Ce qui nous attire consciemment, ce sont des paysages, l’histoire, des rencontres humaines, des oeuvres culturelles éternelles, bref, du noble, du précieux, du profond.

Mais il se trouve que dans les faits, ces lieux qui nous attirent pour des raisons nobles, sont en plein boom économique. Inversement, les pays infiniment riches de beautés, de vertus, d’opportunités pour le voyageur, sont boudés inexplicablement lorsqu’ils font face à des difficultés économiques. La France doit être mise à part, car la France est la grande star du tourisme, l’indémodable reine d’Europe, l’incontournable et géniale enjôleuse du monde occidental. Non, parlons des pays normaux, plutôt.

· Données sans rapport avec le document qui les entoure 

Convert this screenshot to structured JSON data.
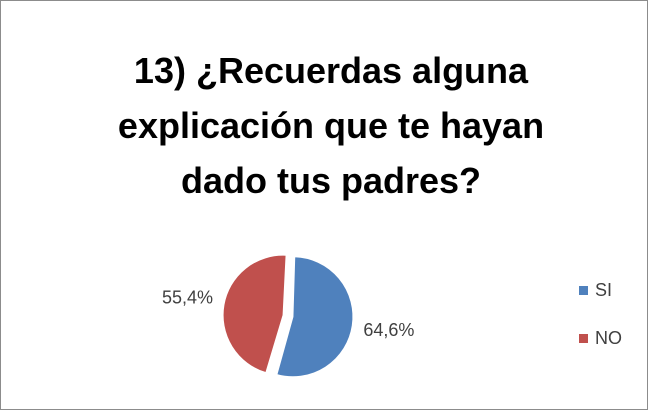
{
  "chart_data": {
    "type": "pie",
    "title": "13) ¿Recuerdas alguna explicación que te hayan dado tus padres?",
    "categories": [
      "SI",
      "NO"
    ],
    "values": [
      64.6,
      55.4
    ],
    "value_labels": [
      "64,6%",
      "55,4%"
    ],
    "colors": [
      "#4f81bd",
      "#c0504d"
    ],
    "legend": "right"
  }
}
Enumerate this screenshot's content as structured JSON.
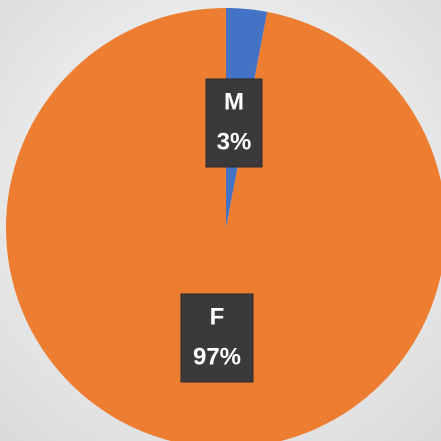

L’Irlande a connu le Tigre celtique qui a donné de la prospérité au pays, et c’est en effet la cause inconsciente d’un déversement de visiteurs (dont votre serviteur) qui avaient en tête les paysages sauvages, les écrivains, Dirty Old Town, tout un pittoresque sympathique menacé par la croissance économique. Le Dublin que j’ai connu et que j’ai aimé, au tournant du siècle, était une ville busy, où le bling bling et la frime étouffaient l’aspect affable, philosophe, bonhomme, que la réputation annonçait. Les services gouvernementaux ont su développer un marketing touristique très intelligent, et ont joué entre les lignes. Au moment où la population pensait endettement, prise de risque financier, fortune foudroyante, les publicités vantaient un pays où il fait bon vivre, où l’on prend le temps de rigoler.

Brillants, les Irlandais.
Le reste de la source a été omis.